Abschnitt 117 RiStBV
Richtlinien für das Strafverfahren und das Bußgeldverfahren (RiStBV)
Bundesrecht

III. Abschnitt – Hauptverfahren → 2. – Vorbereitung der Hauptverhandlung

Titel: Richtlinien für das Strafverfahren und das Bußgeldverfahren (RiStBV)
Normgeber: Bund
Amtliche Abkürzung: RiStBV
Gliederungs-Nr.: [keine Angabe]
Normtyp: Richtlinie

(1) Die Ladung zur Hauptverhandlung soll dem auf freiem Fuß befindlichen Angeklagten, den Zeugen und den Sachverständigen zugestellt werden, damit sie nachweisbar ist.
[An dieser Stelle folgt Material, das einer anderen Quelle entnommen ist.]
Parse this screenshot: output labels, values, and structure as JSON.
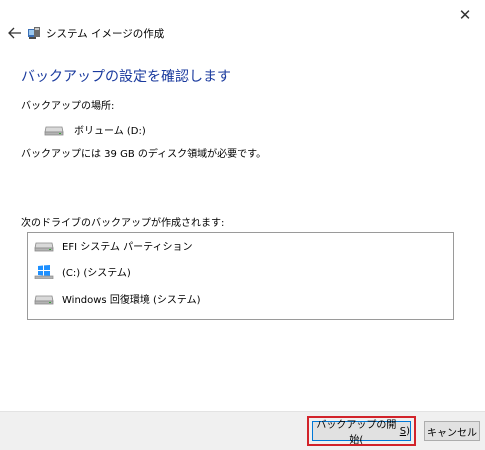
{
  "window": {
    "title": "システム イメージの作成",
    "close_glyph": "✕"
  },
  "page": {
    "heading": "バックアップの設定を確認します",
    "location_label": "バックアップの場所:",
    "location_drive": "ボリューム (D:)",
    "space_text": "バックアップには 39 GB のディスク領域が必要です。",
    "drives_label": "次のドライブのバックアップが作成されます:",
    "drives": [
      {
        "name": "EFI システム パーティション",
        "icon": "drive-icon"
      },
      {
        "name": "(C:) (システム)",
        "icon": "windows-drive-icon"
      },
      {
        "name": "Windows 回復環境 (システム)",
        "icon": "drive-icon"
      }
    ]
  },
  "footer": {
    "start_label_prefix": "バックアップの開始(",
    "start_label_key": "S",
    "start_label_suffix": ")",
    "cancel_label": "キャンセル"
  },
  "colors": {
    "heading": "#1a3a9e",
    "highlight": "#d2232a",
    "footer_bg": "#f0f0f0",
    "button_bg": "#e1e1e1"
  }
}
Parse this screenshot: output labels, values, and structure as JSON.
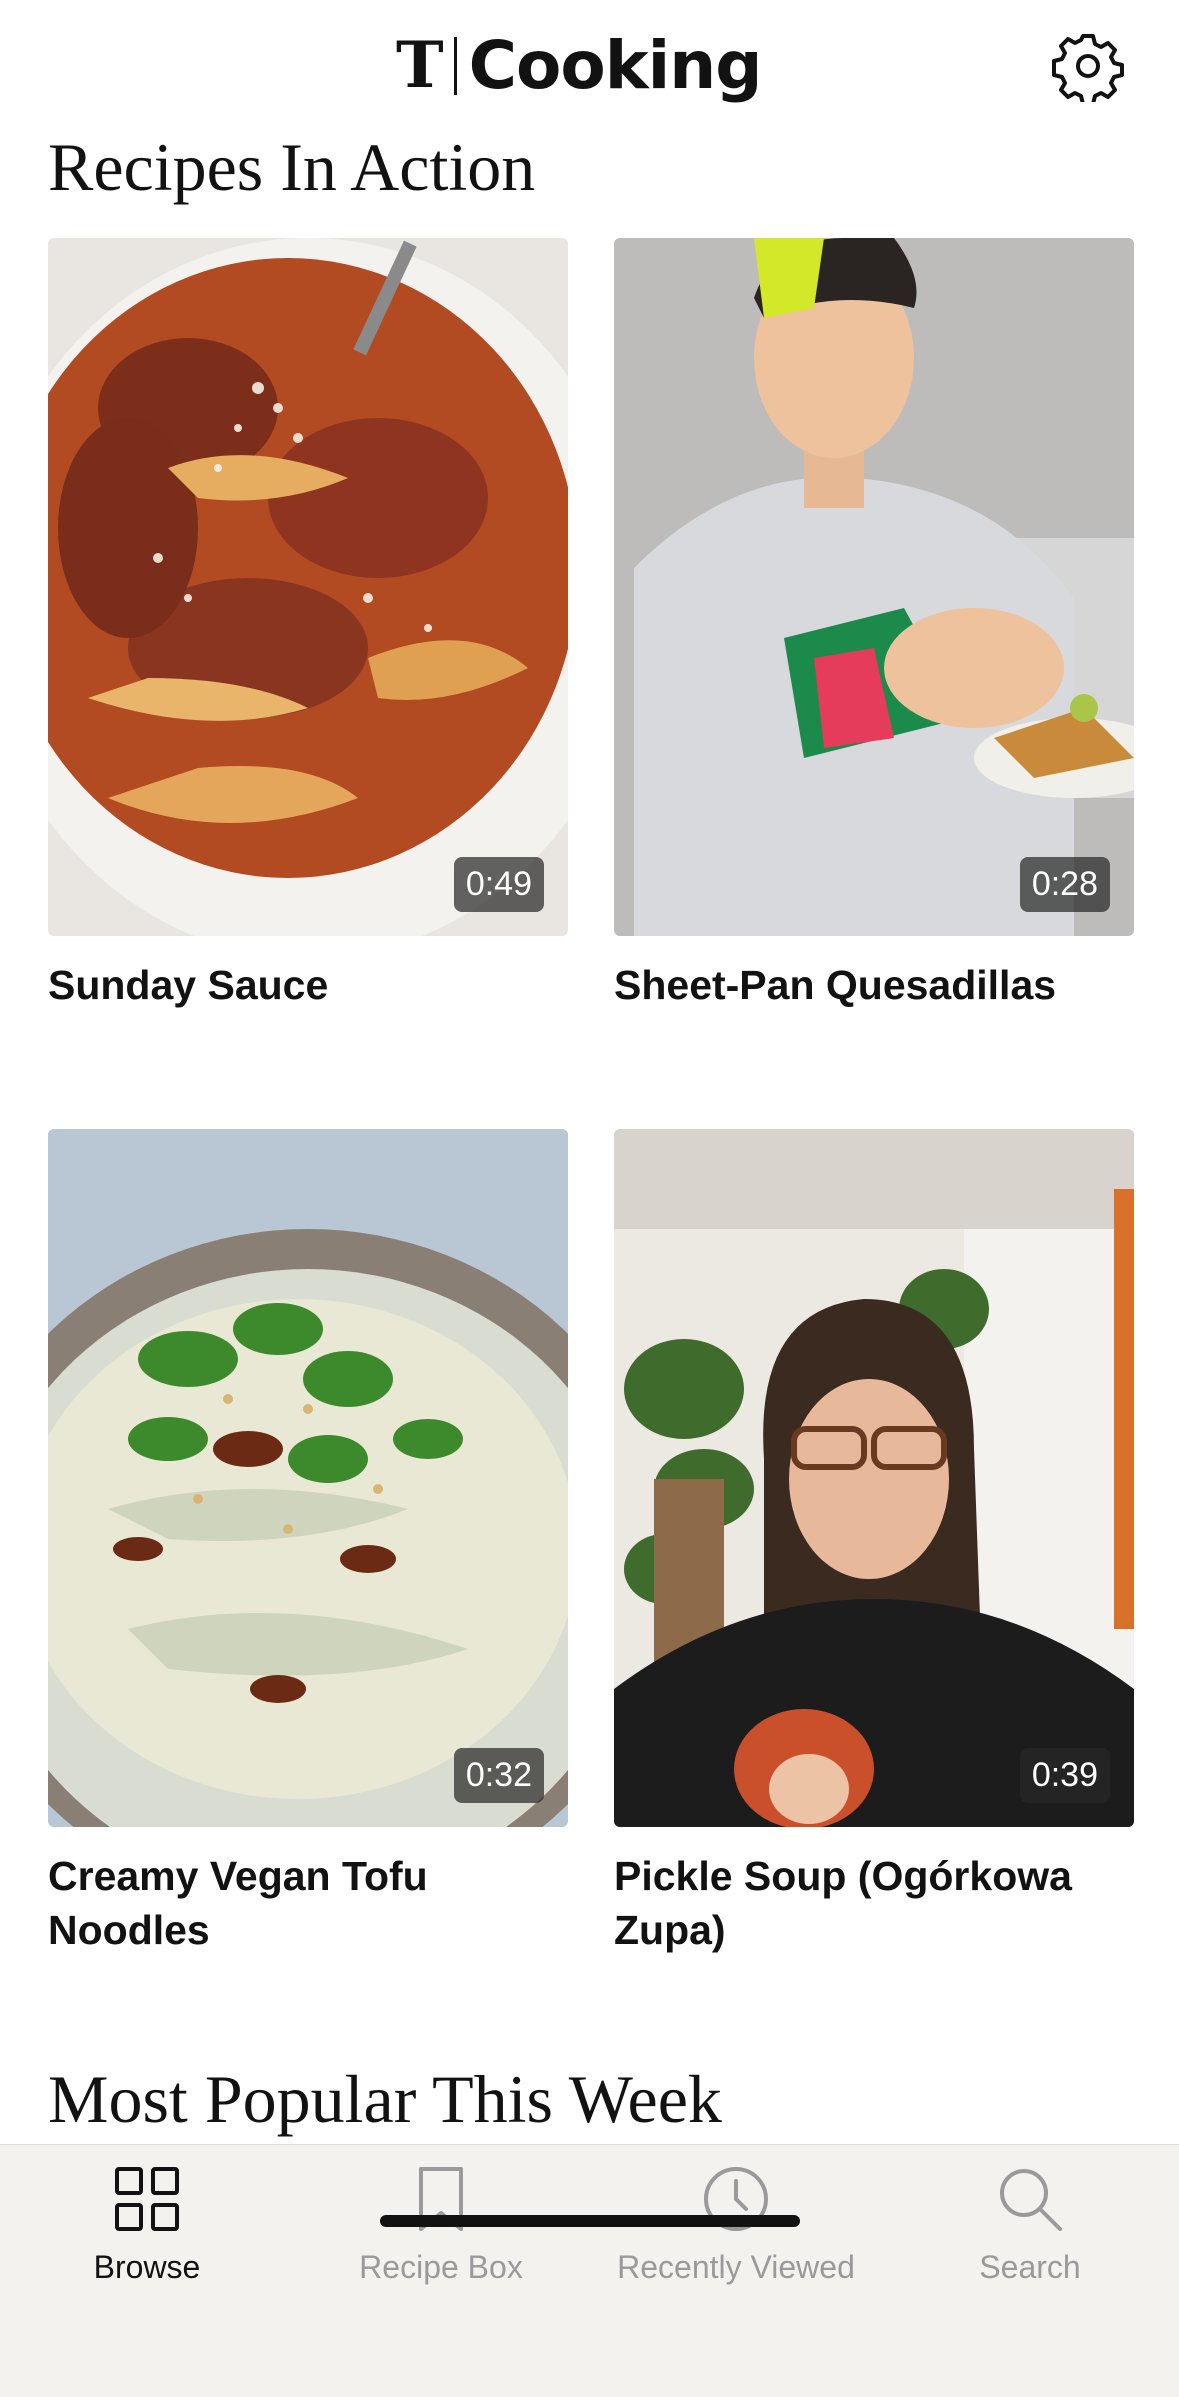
{
  "header": {
    "logo_mark": "T",
    "logo_word": "Cooking"
  },
  "section_recipes_in_action": {
    "title": "Recipes In Action",
    "cards": [
      {
        "title": "Sunday Sauce",
        "duration": "0:49"
      },
      {
        "title": "Sheet-Pan Quesadillas",
        "duration": "0:28"
      },
      {
        "title": "Creamy Vegan Tofu Noodles",
        "duration": "0:32"
      },
      {
        "title": "Pickle Soup (Ogórkowa Zupa)",
        "duration": "0:39"
      }
    ]
  },
  "section_most_popular": {
    "title": "Most Popular This Week"
  },
  "tabbar": {
    "tabs": [
      {
        "label": "Browse",
        "icon": "grid-icon",
        "active": true
      },
      {
        "label": "Recipe Box",
        "icon": "bookmark-icon",
        "active": false
      },
      {
        "label": "Recently Viewed",
        "icon": "clock-icon",
        "active": false
      },
      {
        "label": "Search",
        "icon": "search-icon",
        "active": false
      }
    ]
  },
  "colors": {
    "text": "#121212",
    "inactive": "#9a9a9a",
    "tabbar_bg": "#f3f2ef"
  }
}
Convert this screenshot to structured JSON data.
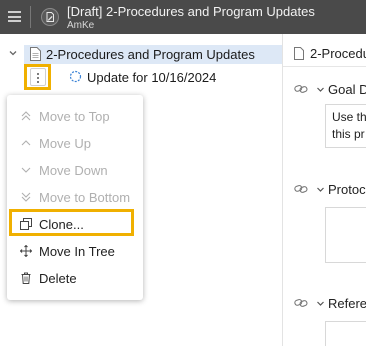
{
  "titlebar": {
    "title": "[Draft] 2-Procedures and Program Updates",
    "subtitle": "AmKe",
    "menu_icon": "hamburger-icon",
    "doc_icon": "edit-document-icon",
    "background": "#4a4a4a"
  },
  "tree": {
    "root": {
      "label": "2-Procedures and Program Updates",
      "icon": "document-icon",
      "expanded": true,
      "selected_bg": "#dde8f6"
    },
    "child": {
      "label": "Update for 10/16/2024",
      "icon": "update-icon"
    }
  },
  "context_menu": {
    "items": [
      {
        "label": "Move to Top",
        "icon": "double-chevron-up-icon",
        "enabled": false
      },
      {
        "label": "Move Up",
        "icon": "chevron-up-icon",
        "enabled": false
      },
      {
        "label": "Move Down",
        "icon": "chevron-down-icon",
        "enabled": false
      },
      {
        "label": "Move to Bottom",
        "icon": "double-chevron-down-icon",
        "enabled": false
      },
      {
        "label": "Clone...",
        "icon": "clone-icon",
        "enabled": true
      },
      {
        "label": "Move In Tree",
        "icon": "move-icon",
        "enabled": true
      },
      {
        "label": "Delete",
        "icon": "trash-icon",
        "enabled": true
      }
    ]
  },
  "highlight_color": "#f0b000",
  "right_panel": {
    "header": "2-Procedu",
    "sections": [
      {
        "title": "Goal D",
        "content_lines": [
          "Use th",
          "this pr"
        ]
      },
      {
        "title": "Protoc",
        "content_lines": []
      },
      {
        "title": "Refere",
        "content_lines": []
      }
    ]
  }
}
Bei Zeugen und Sachverständigen kann eine einfachere Form der Ladung gewählt werden.

(2) Abs. 1 Satz 2 gilt auch für andere Prozessbeteiligte, soweit gesetzlich nichts anderes bestimmt ist. Ist eine Behörde am Verfahren zu beteiligen, so ist ihr der Termin zur Hauptverhandlung so rechtzeitig mitzuteilen, dass ihre Vertreter sich auf die Hauptverhandlung vorbereiten und die Akten vorher einsehen können.

(3) Bei der Ladung von Zeugen ist zu berücksichtigen, dass eine direkte Begegnung mit dem Beschuldigten in den Räumen der Justiz als bedrohlich oder belastend empfunden werden kann. Dies gilt insbesondere für durch die Tat verletzte Zeugen.

(4) Mit der Ladung ordnet der Vorsitzende an, dass die nach § 395 Abs. 1 und Abs. 2 Nr. 1 StPO zur Nebenklage berechtigten Verletzten Mitteilung vom Termin erhalten, wenn aktenkundig ist, dass sie dies beantragt haben. Unter der letztgenannten Voraussetzung sollen auch sonstige gemäß § 406g Abs. 1 StPO zur Anwesenheit in der Hauptverhandlung berechtigte Verletzte eine solche Mitteilung erhalten.